The opinion above quoted was rendered on determination of an appeal from the decision in McQueen v. Druker (D.Mass 1970) 317 F.Supp. 1122. The district court had found that the tenant was threatened with eviction by constitutionally excessive governmental action at both the federal and state levels in that (1) there was no due process notice and proof of good cause for eviction and (2) the threatened eviction was motivated by retaliation for the tenant’s exercise of First Amendment rights. As to the first ground, the district court held that the tenant had such a “status of entitlement” (citing Goldberg v. Kelly (1970) 397 U.S. 254 [25 L.Ed.2d 287, 90 S.Ct. 1011] and the state and federal governments were so deeply involved (citing Colon v. Tompkins Square Neighbors, Inc. (S.D.N.Y. 1968) 294 F.Supp. 134; Burton v. Wilmington Pkg. Auth. (1961) 365 U.S. 715 [6 L.Ed.2d 45, 81 S.Ct. 856]; Vinson v. Greenburgh Housing Authority (1968) 29 App.Div.2d 338 [288 N.Y.S.2d 159]; and Escalera v. New York City Housing Authority (2d Cir. 1970) 425 F.2d 853) that the section 221(d)(3) landlord could not invade that status without according the tenant due process under the First, Fifth and Fourteenth Amendments. On appeal, the Court of Appeals decided that local governmental action was involved in the threatened eviction by a seqtion 221(d)(3) landlord’s retaliation for the tenant’s exercise of First Amendment rights and declared it unnecessary to consider the other ground of the trial court’s decision—i.e., that notice and proof of good cause is a precondition to eviction by a section 221(d)(3) landlord. (438 F.2d at pp. 785-786.)
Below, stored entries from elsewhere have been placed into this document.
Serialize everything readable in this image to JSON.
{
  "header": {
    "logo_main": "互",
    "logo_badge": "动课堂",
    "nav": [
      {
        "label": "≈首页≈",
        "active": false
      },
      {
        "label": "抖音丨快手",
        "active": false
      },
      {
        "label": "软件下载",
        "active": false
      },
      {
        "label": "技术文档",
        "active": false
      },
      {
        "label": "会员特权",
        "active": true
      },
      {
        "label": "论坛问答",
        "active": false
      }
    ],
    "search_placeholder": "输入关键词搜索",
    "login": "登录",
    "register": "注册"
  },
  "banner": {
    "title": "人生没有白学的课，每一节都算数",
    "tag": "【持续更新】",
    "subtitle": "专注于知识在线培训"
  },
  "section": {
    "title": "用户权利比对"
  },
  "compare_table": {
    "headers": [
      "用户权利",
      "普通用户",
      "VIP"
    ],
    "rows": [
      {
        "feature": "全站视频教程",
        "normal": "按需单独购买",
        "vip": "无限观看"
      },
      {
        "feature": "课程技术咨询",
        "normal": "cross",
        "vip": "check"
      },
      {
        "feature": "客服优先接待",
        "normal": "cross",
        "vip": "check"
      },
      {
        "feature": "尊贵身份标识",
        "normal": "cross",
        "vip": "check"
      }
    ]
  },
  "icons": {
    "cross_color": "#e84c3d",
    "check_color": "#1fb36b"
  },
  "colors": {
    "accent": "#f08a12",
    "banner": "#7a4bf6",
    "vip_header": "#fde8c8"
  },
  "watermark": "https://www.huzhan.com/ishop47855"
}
The housing project involved in the Tompkins case apparently involved payment of rent supplements to the landlord by government on behalf of tenants. See: Colon v. Tompkins Square Neighbors, Inc. (S.D.N.Y. 1968) 294 F.Supp. 134, 137, referred to at 326 N.Y.S.2d page 667. However, this fact is not mentioned in the court’s analysis of the landlord’s status (326 N.Y.S.2d p. 666).

The section 221(d)(3) landlord involved in Joy, supra, also received rent supplements, a feature not present in the instant Appel case. This difference is not significant in relation to the expectations of tenants concerning continuity of their tenancy.

The statutory remedies of the landlord for summary eviction in case of nonpayment of rent are not involved in the instant cases.

In view of our holding that appellants have been denied due process of law because of federal involvement, it is not necessary to consider whether entertainment of these eviction proceedings by our local courts or payment of rent supplements involve “state” action by California or its agencies. The record in the Appel case points to no such involvement except resort by the landlord to the state’s statutory unlawful detainer remedy. The record in the Korda case does not show whether the rent supplement payments by FHA on behalf of the tenants are supported by adoption by the City of Los Angeles of a “workable program” of community improvement or by official approval by the City of such payments. (See 42 U.S.C. § 1451(c) [Pub.L. No. 91-152, tit. II, § 217(a), 83 Stat. 390, Dec. 24, 1969]; 24 C.F.R. § 215.15(c).) Joy v. Daniels, supra, held the combination of giving local official approval to rent supplement payments and providing a statutory forum for eviction proceedings is “state” action under the Fourteenth Amendment. But it has been held that the latter factor, standing alone, is not. (McGuane v. Chenango Court, Inc. (2d Cir. 1970) 431 F.2d 1189, cert. den., 401 U.S. 994 [28 L.Ed.2d 532, 91 S.Ct. 1238].)